Hay bodegas que nacen en una reunión de negocios y bodegas que nacen en una viña. La historia de Javier Sanz Viticultor pertenece claramente al segundo grupo.

En La Seca, en pleno corazón de la D.O. Rueda, esta bodega familiar de quinta generación lleva más de 150 años cuidando el viñedo, recuperando variedades autóctonas casi extinguidas y elaborando vinos de producción limitada que cuentan la historia de su tierra en cada copa.

Hoy la bodega está presente en muchos de los mejores restaurantes de España, pero todo empieza mucho antes, en una finca concreta y en una decisión que lo cambia todo: seguir siendo viticultores cuando lo fácil habría sido dejar de serlo.

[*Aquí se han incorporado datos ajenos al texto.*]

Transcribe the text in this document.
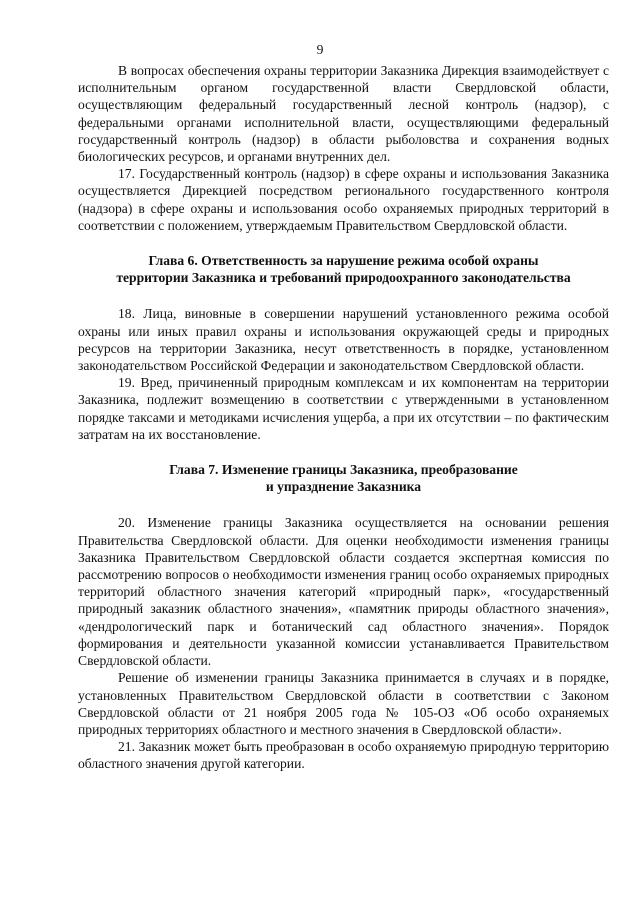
9

В вопросах обеспечения охраны территории Заказника Дирекция взаимодействует с исполнительным органом государственной власти Свердловской области, осуществляющим федеральный государственный лесной контроль (надзор), с федеральными органами исполнительной власти, осуществляющими федеральный государственный контроль (надзор) в области рыболовства и сохранения водных биологических ресурсов, и органами внутренних дел.

17. Государственный контроль (надзор) в сфере охраны и использования Заказника осуществляется Дирекцией посредством регионального государственного контроля (надзора) в сфере охраны и использования особо охраняемых природных территорий в соответствии с положением, утверждаемым Правительством Свердловской области.

Глава 6. Ответственность за нарушение режима особой охраны
территории Заказника и требований природоохранного законодательства

18. Лица, виновные в совершении нарушений установленного режима особой охраны или иных правил охраны и использования окружающей среды и природных ресурсов на территории Заказника, несут ответственность в порядке, установленном законодательством Российской Федерации и законодательством Свердловской области.

19. Вред, причиненный природным комплексам и их компонентам на территории Заказника, подлежит возмещению в соответствии с утвержденными в установленном порядке таксами и методиками исчисления ущерба, а при их отсутствии – по фактическим затратам на их восстановление.

Глава 7. Изменение границы Заказника, преобразование
и упразднение Заказника

20. Изменение границы Заказника осуществляется на основании решения Правительства Свердловской области. Для оценки необходимости изменения границы Заказника Правительством Свердловской области создается экспертная комиссия по рассмотрению вопросов о необходимости изменения границ особо охраняемых природных территорий областного значения категорий «природный парк», «государственный природный заказник областного значения», «памятник природы областного значения», «дендрологический парк и ботанический сад областного значения». Порядок формирования и деятельности указанной комиссии устанавливается Правительством Свердловской области.

Решение об изменении границы Заказника принимается в случаях и в порядке, установленных Правительством Свердловской области в соответствии с Законом Свердловской области от 21 ноября 2005 года № 105-ОЗ «Об особо охраняемых природных территориях областного и местного значения в Свердловской области».

21. Заказник может быть преобразован в особо охраняемую природную территорию областного значения другой категории.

De un viñedo de 1863 a una bodega de quinta generación

La fecha que marca el inicio de esta historia es 1863. Ese año se registra oficialmente el viñedo familiar del Pago de Saltamontes, 2,27 hectáreas de Verdejo plantadas en vaso que, contra todo pronóstico, sobrevivieron a la filoxera gracias a sus suelos de arena y cantos rodados. Hoy sabemos que esas cepas tienen más de 150 años y son el viñedo prefiloxérico más antiguo registrado en la D.O. Rueda.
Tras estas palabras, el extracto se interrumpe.